The alternative formulation of the question added in a later edit seems still to be unanswered: how to specify that among the children of an element, there must be one named child3
, one named child4
, and any number named child1
or child2
, with no constraint on the order in which the children appear.

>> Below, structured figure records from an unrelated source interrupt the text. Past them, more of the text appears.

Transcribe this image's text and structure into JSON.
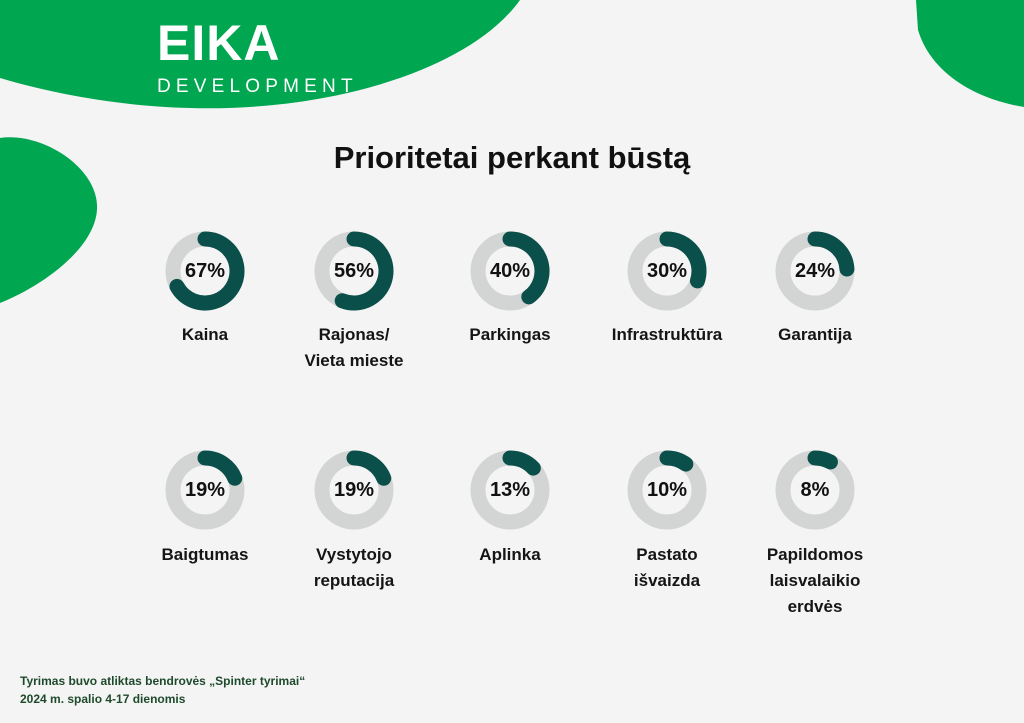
{
  "brand": {
    "logo_main": "EIKA",
    "logo_sub": "DEVELOPMENT",
    "colors": {
      "green": "#00a650",
      "ring_fill": "#0b4f4a",
      "ring_track": "#d3d4d4"
    }
  },
  "chart_data": {
    "type": "donut",
    "title": "Prioritetai perkant būstą",
    "unit": "%",
    "items": [
      {
        "label": "Kaina",
        "value": 67,
        "display": "67%"
      },
      {
        "label": "Rajonas/\nVieta mieste",
        "value": 56,
        "display": "56%"
      },
      {
        "label": "Parkingas",
        "value": 40,
        "display": "40%"
      },
      {
        "label": "Infrastruktūra",
        "value": 30,
        "display": "30%"
      },
      {
        "label": "Garantija",
        "value": 24,
        "display": "24%"
      },
      {
        "label": "Baigtumas",
        "value": 19,
        "display": "19%"
      },
      {
        "label": "Vystytojo\nreputacija",
        "value": 19,
        "display": "19%"
      },
      {
        "label": "Aplinka",
        "value": 13,
        "display": "13%"
      },
      {
        "label": "Pastato\nišvaizda",
        "value": 10,
        "display": "10%"
      },
      {
        "label": "Papildomos\nlaisvalaikio\nerdvės",
        "value": 8,
        "display": "8%"
      }
    ]
  },
  "footer": {
    "line1": "Tyrimas buvo atliktas bendrovės „Spinter tyrimai“",
    "line2": "2024 m. spalio 4-17 dienomis"
  }
}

This is a straightforwardly definable regular language, and the content model you need is isomorphic to a regular expression defining the set of strings in which the digits '3' and '4' each occur exactly once, and the digits '1' and '2' occur any number of times. If it's not obvious how to write this, it may help to think about what kind of finite state machine you would build to recognize such a language. It would have at least four distinct states:
- an initial state in which neither '3' nor '4' has been seen
- an intermediate state in which '3' has been seen but not '4'
- an intermediate state in which '4' has been seen but not '3'
- a final state in which both '3' and '4' have been seen
No matter what state the automaton is in, '1' and '2' may be read; they do not change the machine's state. In the initial state, '3' or '4' will also be accepted; in the intermediate states, only '4' or '3' is accepted; in the final state, neither '3' nor '4' is accepted. The structure of the regular expression is easiest to understand if we first define a regex for the subset of our language in which only '3' and '4' occur:
(34)|(43)
To allow '1' or '2' to occur any number of times at a given location, we can insert (1|2)*
(or [12]*
if our regex language accepts that notation). Inserting this expression at all available locations, we get
(1|2)*((3(1|2)*4)|(4(1|2)*3))(1|2)*
Translating this into a content model is straightforward. The basic structure is equivalent to the regex (34)|(43)
:
<xsd:complexType name="paul0">
<xsd:choice>
<xsd:sequence>
<xsd:element ref="child3"/>
<xsd:element ref="child4"/>
</xsd:sequence>
<xsd:sequence>
<xsd:element ref="child4"/>
<xsd:element ref="child3"/>
</xsd:sequence>
</xsd:choice>
</xsd:complexType>
Inserting a zero-or-more choice of child1
and child2
is straightforward:
<xsd:complexType name="paul1">
<xsd:sequence>
<xsd:choice minOccurs="0" maxOccurs="unbounded">
<xsd:element ref="child1"/>
<xsd:element ref="child2"/>
</xsd:choice>
<xsd:choice>
<xsd:sequence>
<xsd:element ref="child3"/>
<xsd:choice minOccurs="0" maxOccurs="unbounded">
<xsd:element ref="child1"/>
<xsd:element ref="child2"/>
</xsd:choice>
<xsd:element ref="child4"/>
</xsd:sequence>
<xsd:sequence>
<xsd:element ref="child4"/>
<xsd:choice minOccurs="0" maxOccurs="unbounded">
<xsd:element ref="child1"/>
<xsd:element ref="child2"/>
</xsd:choice>
<xsd:element ref="child3"/>
</xsd:sequence>
</xsd:choice>
<xsd:choice minOccurs="0" maxOccurs="unbounded">
<xsd:element ref="child1"/>
<xsd:element ref="child2"/>
</xsd:choice>
</xsd:sequence>
</xsd:complexType>
If we want to minimize the bulk a bit, we can define a named group for the repeating choices of child1
and child2
:
<xsd:group name="onetwo">
<xsd:choice>
<xsd:element ref="child1"/>
<xsd:element ref="child2"/>
</xsd:choice>
</xsd:group>
<xsd:complexType name="paul2">
<xsd:sequence>
<xsd:group ref="onetwo" minOccurs="0" maxOccurs="unbounded"/>
<xsd:choice>
<xsd:sequence>
<xsd:element ref="child3"/>
<xsd:group ref="onetwo" minOccurs="0" maxOccurs="unbounded"/>
<xsd:element ref="child4"/>
</xsd:sequence>
<xsd:sequence>
<xsd:element ref="child4"/>
<xsd:group ref="onetwo" minOccurs="0" maxOccurs="unbounded"/>
<xsd:element ref="child3"/>
</xsd:sequence>
</xsd:choice>
<xsd:group ref="onetwo" minOccurs="0" maxOccurs="unbounded"/>
</xsd:sequence>
</xsd:complexType>
In XSD 1.1, some of the constraints on all
-groups have been lifted, so it's possible to define this content model more concisely:
<xsd:complexType name="paul3">
<xsd:all>
<xsd:element ref="child1" minOccurs="0" maxOccurs="unbounded"/>
<xsd:element ref="child2" minOccurs="0" maxOccurs="unbounded"/>
<xsd:element ref="child3"/>
<xsd:element ref="child4"/>
</xsd:all>
</xsd:complexType>
But as can be seen from the examples given earlier, these changes to all
-groups do not in fact change the expressive power of the language; they only make the definition of certain kinds of languages more succinct.